Dl Sicurezza, Nordio annuncia misure penali a protezione delle forze dell’ordine aggredite negli istituti penitenziari

Dl Sicurezza, Nordio annuncia misure penali a protezione delle forze dell’ordine aggredite negli istituti penitenziari

Quando si parla di giustizia e forze dell’ordine, è impossibile non imbattersi in una serie di affermazioni che, sebbene suonino rassicuranti, spesso celano contraddizioni sorprendenti. Il ministro della Giustizia, Carlo Nordio, ha recentemente affermato che ci sono “tutele penali” per le forze dell’ordine aggredite, in particolare dentro le carceri. La premessa è chiara: chi è già in una situazione di detenzione non dovrebbe aggravare la propria posizione aggredendo chi indossa una divisa. Ma, fermiamoci un momento: quanto delle parole pronunciate ha una reale applicazione pratica?

Rassicurazioni vuote?

Molto spesso ci viene detto che misure severe contro la violenza in carcere sono in atto. Ma quanti di questi provvedimenti effettivamente raggiungono il loro scopo? In un panorama dove le statistiche sulle aggressioni non sembrano diminuire, è lecito chiedersi se siamo di fronte a un problema di bureaucracy o semplicemente di inefficienza. Si potrebbe pensare che una vera lotta alla violenza richieda non solo leggi ma anche un approccio più umano e meno punitivo.

Un esempio in tensione

Prendiamo, ad esempio, le esperienze di altri paesi europei, come i Paesi Bassi, dove l’approccio alle misure di sicurezza alternative nelle carceri ha portato a risultati senza dubbio migliori. Qui non si tratta solo di perseguire chi commette reati, ma di capire come interrompere il ciclo della violenza. La domanda, quindi, è: possiamo realmente applicare una tale strategia? Oppure ci limitiamo a dare seguito a politiche che sembrano più un discorso da conferenza stampa piuttosto che un piano d’azione?

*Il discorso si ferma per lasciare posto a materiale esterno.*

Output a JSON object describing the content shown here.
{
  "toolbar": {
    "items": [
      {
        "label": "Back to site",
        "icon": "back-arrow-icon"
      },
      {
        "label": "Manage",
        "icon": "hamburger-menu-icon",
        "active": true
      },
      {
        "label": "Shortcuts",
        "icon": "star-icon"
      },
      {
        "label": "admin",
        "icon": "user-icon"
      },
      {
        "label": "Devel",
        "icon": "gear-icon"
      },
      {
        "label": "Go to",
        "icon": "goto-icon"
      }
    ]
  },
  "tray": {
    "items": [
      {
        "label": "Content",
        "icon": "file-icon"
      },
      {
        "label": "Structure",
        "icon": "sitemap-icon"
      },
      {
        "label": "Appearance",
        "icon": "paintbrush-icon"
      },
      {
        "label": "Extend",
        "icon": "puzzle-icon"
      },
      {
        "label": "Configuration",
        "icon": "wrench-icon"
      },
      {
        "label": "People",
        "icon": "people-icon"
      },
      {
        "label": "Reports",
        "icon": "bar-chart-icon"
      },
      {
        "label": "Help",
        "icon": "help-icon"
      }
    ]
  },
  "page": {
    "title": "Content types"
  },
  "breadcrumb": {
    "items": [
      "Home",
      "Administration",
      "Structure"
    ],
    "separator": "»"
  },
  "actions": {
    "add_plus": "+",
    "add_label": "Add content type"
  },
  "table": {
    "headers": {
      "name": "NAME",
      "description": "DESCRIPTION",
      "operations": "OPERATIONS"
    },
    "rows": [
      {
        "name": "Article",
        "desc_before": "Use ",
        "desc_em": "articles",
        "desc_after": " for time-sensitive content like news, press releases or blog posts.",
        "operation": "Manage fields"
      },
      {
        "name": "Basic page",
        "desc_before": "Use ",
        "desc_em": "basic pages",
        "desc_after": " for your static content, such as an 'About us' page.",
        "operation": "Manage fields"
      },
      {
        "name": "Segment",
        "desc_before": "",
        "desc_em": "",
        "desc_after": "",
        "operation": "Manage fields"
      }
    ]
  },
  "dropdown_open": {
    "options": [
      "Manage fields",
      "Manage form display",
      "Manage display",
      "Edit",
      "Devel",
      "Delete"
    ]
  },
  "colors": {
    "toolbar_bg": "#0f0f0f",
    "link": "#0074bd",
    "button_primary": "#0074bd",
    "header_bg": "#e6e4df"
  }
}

Il contrasto tra teoria e pratica

Le affermazioni come quelle di Nordio tendono a suscitare speranze che ben presto si scontrano con la realtà. I piani sembrano esistere solo sulla carta, lasciando i poliziotti e gli agenti di custodia inermi di fronte a situazioni che sfuggono loro di mano. E mentre le promesse di tutele rafforzate si accumulano come polvere su una scrivania, in cosa si traduce tutto ciò per chi vive e lavora in una realtà penitenziaria precaria?

Possibili soluzioni: un approccio ironico

Cosa possiamo fare allora? Potremmo iniziare col dare la priorità a programmi che non si limitano a punire, ma cercano di riabilitare. Poi ci sarebbe forse il caso di considerare un incremento dei fondi per la sicurezza e la formazione del personale, un’idea rivoluzionaria, non credete? Certamente, nei prossimi anni, si verificherà una contraddizione quando i discorsi torneranno a essere vuoti e le politiche rimarranno imprigionate nelle aule decisive. Per non parlare della differenza fra ciò che viene proclamato e ciò che si attua effettivamente.

Insomma, la situazione del nostro sistema penitenziario è carica di ironia: mentre si parlano di tutele e diritti, il risultato sembra essere ben lontano dal creare un vero ambiente di sicurezza e rispetto. Non sarebbe il caso di alzare un po’ il sipario e vedere cosa c’è realmente dietro? O continueremo a rimanere intrappolati nel gioco delle parole senza sostanza?